Analysts Continue To See Sprint, T-Mobile Merger As Increasingly Unlikely
Well, it’s been a little over a week since we’ve had any stories about T-Mobile and XXXX as a target for a potential buyout or merger. That’s good news (though not a record) and analysts continue to express doubts that a deal with Sprint is likely given T-Mobile’s “revival” and Sprint’s 4G network upgrade.
Craig Moffett, of Moffett Research is just one of a many wireless analysts throwing a wrench in the idea that T-Mobile and Sprint are likely merger candidates.
“The DOJ has made it abundantly clear that they want four (national) players, not three,” Moffett told IBD. “T-Mobile’s resurgence can only make the DOJ’s stance that much more definitive…Sprint’s capital spending is soaring and T-Mobile is undercutting everyone else’s pricing. Why would (regulators) do anything to compromise that? The view in Washington is, ‘If it ain’t broke, don’t fix it.'”
Echoing Moffetts thoughts is Paul Gallant, an analyst at Guggenheim Partners who agrees that “the recent actions of Sprint and T-Mobile are likely to reinforce regulators’ instincts to preserve a four-player wireless market.

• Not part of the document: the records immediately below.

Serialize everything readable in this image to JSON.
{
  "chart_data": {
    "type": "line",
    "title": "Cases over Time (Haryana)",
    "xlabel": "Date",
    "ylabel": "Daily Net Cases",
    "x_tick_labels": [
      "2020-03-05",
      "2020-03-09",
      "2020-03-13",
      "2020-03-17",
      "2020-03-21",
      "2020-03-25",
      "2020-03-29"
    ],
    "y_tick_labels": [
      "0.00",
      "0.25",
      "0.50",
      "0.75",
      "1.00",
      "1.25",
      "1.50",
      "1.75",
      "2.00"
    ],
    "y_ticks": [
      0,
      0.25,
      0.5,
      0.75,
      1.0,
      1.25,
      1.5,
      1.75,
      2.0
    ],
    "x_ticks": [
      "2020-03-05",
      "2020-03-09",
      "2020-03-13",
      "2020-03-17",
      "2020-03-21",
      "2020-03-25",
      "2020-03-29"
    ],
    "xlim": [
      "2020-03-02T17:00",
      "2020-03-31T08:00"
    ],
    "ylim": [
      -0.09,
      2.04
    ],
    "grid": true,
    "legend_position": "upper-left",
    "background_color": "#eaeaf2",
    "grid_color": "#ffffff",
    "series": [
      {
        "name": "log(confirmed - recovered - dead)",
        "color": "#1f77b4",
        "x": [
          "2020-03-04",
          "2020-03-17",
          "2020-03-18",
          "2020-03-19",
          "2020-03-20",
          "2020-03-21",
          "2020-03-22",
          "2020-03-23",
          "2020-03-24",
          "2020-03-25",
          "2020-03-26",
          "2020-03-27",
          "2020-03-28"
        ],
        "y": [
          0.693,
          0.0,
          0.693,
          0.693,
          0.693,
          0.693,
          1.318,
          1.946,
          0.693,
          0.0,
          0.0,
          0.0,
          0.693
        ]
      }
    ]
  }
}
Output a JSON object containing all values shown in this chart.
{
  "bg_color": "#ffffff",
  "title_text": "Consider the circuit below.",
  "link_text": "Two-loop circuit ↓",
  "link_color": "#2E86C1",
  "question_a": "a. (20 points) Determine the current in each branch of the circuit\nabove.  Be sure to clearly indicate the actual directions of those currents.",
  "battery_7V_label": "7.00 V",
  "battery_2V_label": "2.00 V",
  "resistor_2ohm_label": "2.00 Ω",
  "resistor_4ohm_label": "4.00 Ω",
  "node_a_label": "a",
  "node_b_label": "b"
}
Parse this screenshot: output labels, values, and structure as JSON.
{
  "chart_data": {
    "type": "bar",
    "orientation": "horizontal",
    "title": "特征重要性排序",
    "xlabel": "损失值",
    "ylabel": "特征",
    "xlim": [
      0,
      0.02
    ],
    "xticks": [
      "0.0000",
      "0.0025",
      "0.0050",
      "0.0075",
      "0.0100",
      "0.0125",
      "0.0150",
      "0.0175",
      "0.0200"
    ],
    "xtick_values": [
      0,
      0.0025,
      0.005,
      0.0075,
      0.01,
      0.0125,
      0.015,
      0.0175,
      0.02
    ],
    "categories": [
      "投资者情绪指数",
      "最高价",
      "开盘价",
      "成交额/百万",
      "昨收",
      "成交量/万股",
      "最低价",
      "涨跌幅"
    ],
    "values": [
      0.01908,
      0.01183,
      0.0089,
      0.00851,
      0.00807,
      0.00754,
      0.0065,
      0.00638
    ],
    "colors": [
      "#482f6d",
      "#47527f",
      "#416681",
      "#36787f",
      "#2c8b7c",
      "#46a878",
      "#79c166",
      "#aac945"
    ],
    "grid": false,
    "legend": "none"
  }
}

Gallant goes on to say in a research report that T-Mobile’s aggressive pricing and new phone upgrades are the exact kind of “pro-competition” moves regulators want. As for Sprint, their recent price cut on unlimited data services will find favor with regulators further reinforcing the need for a national market of four-carriers.
USB analyst John Hodulik, whom we reported on August 15th speculating about the future of T-Mobile and Sprint, talked to Investors Business Daily via email and echoed the thoughts of his analyst colleagues:
“If all four carriers are doing well, it will make it hard for Sprint and T-Mobile to merge under this administration,” UBS analyst John Hodulik told IBD via e-mail. “(T-Mobile) would have to lose momentum and go downhill for it to happen.”
In other words, both T-Mobile and/or Sprint would have to quickly reverse their newfound fortunes before even contemplating a move and even then, it might be tough to convince regulators a three-carrier solution is best for consumers.